Konzern- und Jahresabschlüsse

ESW GasVertrieb GmbH

Landau in der Pfalz

Jahresabschluss zum Geschäftsjahr vom 01.01.2010 bis zum 31.12.2010

Lagebericht

Allgemeine wirtschaftliche Entwicklung

Die deutsche Wirtschaft konnte sich in 2010 unerwartet stark erholen und zeigte ein deutlich positives Wirtschaftswachstum. Das Bruttoinlandsprodukt (BIP) wies einen Anstieg von rd. 3,6 % auf, wobei insbesondere die Exporte und damit verbunden das produzierende Gewerbe sich erheblich erholt haben. Die Folge dieser Erholung ist ein Anstieg des allgemeinen Energiebedarfs. Entsprechend den Angaben und Berechnungen der Arbeitsgemeinschaft Energiebilanzen (AGEB) ist der Primärenergieverbrauch in Deutschland im Berichtsjahr um 4,6 % auf rd. 479,6 Mio. t SKE angestiegen.
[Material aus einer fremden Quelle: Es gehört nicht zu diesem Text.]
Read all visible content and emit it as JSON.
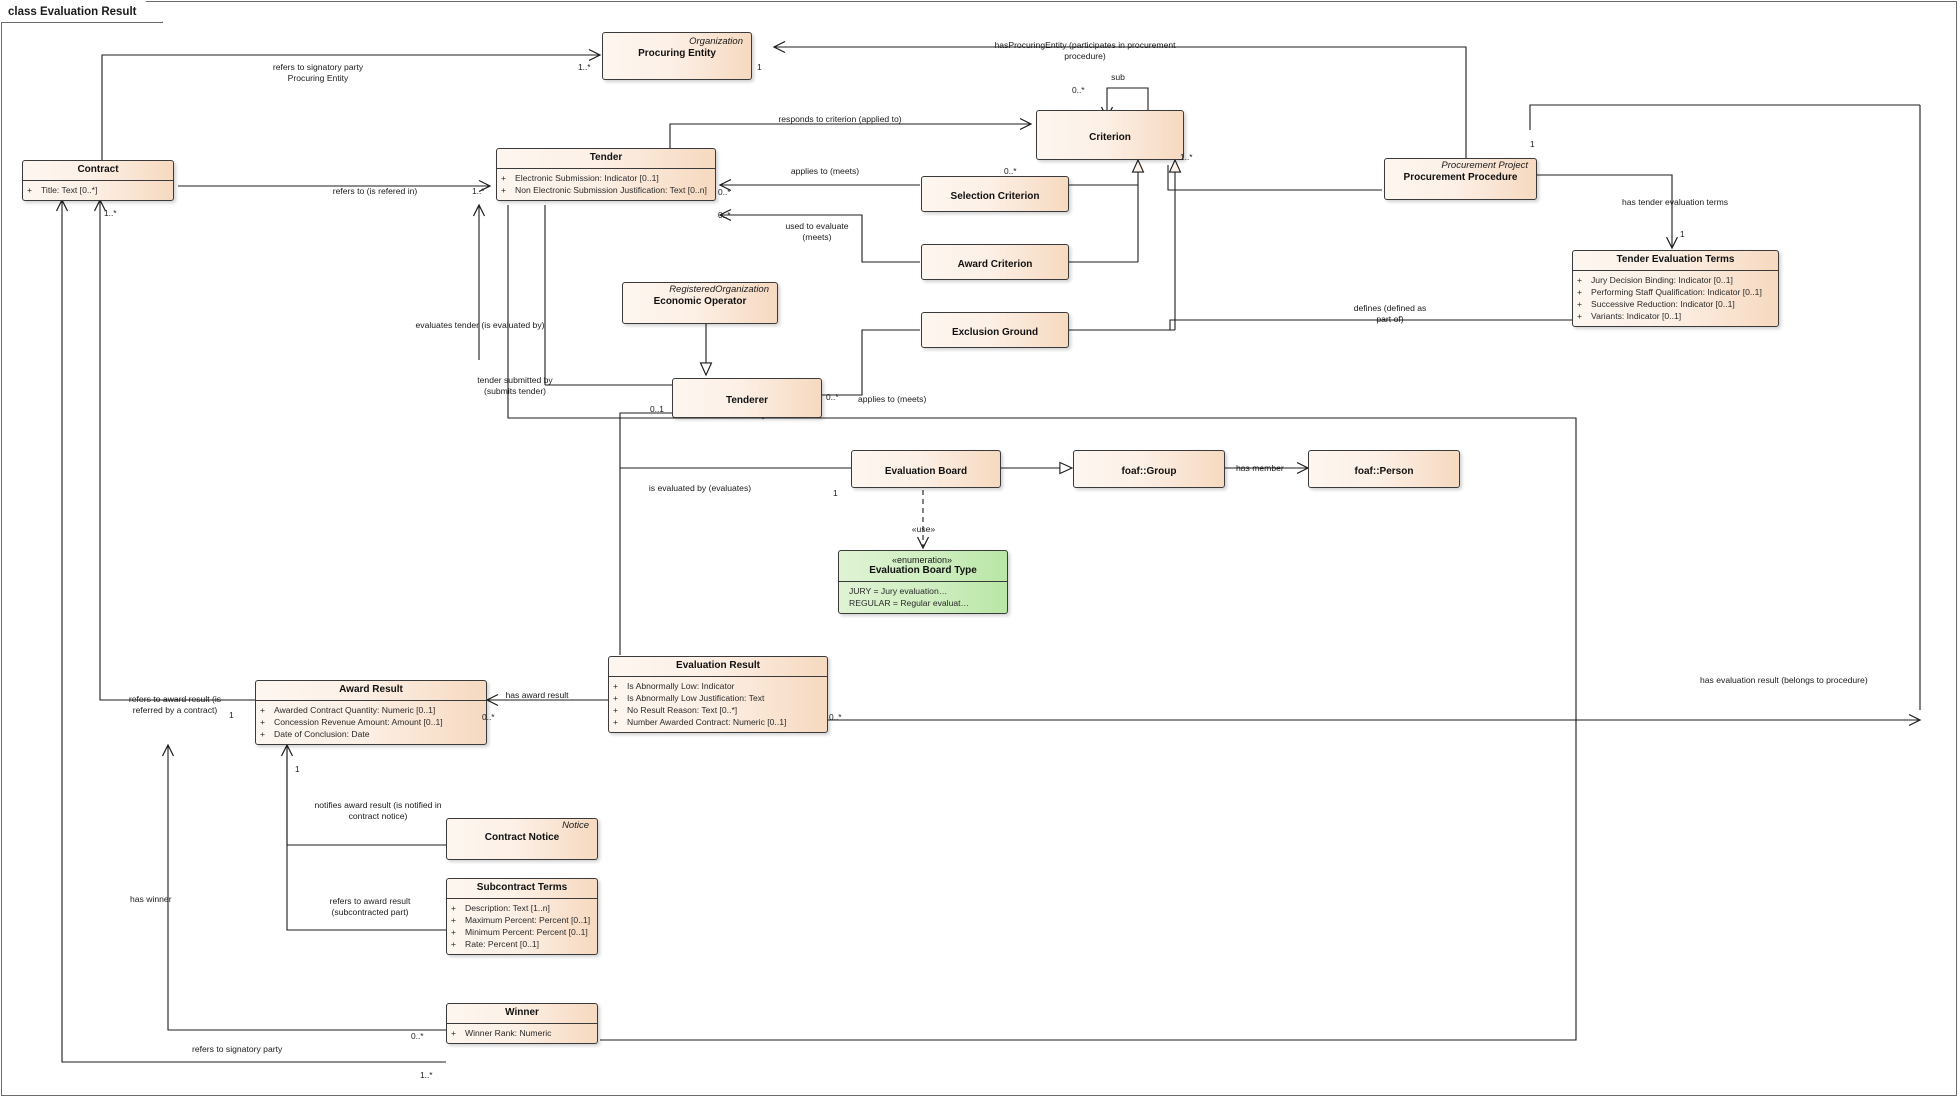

Die im Vorjahresvergleich relativ kühlere Witterung trug ebenfalls zu einem Anstieg beim Energieverbrauch in Deutschland bei.

Wirtschaftliches Umfeld der ESW GasVertriebs GmbH

Die ESW GasVertrieb GmbH wurde zum 1. Januar 2009 durch Ausgliederung aus der EnergieSüdwest AG im Zusammenhang mit der Veränderung der Anteilseignerstruktur der EnergieSüdwest AG gegründet. Gesellschafter sind die Stadtholding Landau in der Pfalz GmbH mit 90% und die Enovos Deutschland AG mit 10% Gesellschafteranteil. Die ESW GasVertrieb GmbH beschäftigt keine eigenen Mitarbeiter, so dass die wesentlichen Dienstleistungen von der EnergieSüdwest AG erbracht werden.

Die Geschäftsführung des Auftraggebers wird in Personalunion vom Vorstand der EnergieSüdwest AG wahrgenommen.

Im Berichtsjahr verkaufte die ESW GasVertrieb GmbH insgesamt 460 GWh Gas. Davon entfielen 360 GWh auf Tarifkunden, 97 GWh auf Großkunden und rd. 3 GWh auf den Verkauf von Gas an den beiden Tankstellen.

Die ESW GasVertrieb GmbH konnte im Berichtsjahr Umsatzerlöse von 22.998 T€ inklusive Erdassteuer (2.548 T€) erzielen. Darin enthalten sind 128 T€ Umsatz durch Gasverkauf an den Tankstellen.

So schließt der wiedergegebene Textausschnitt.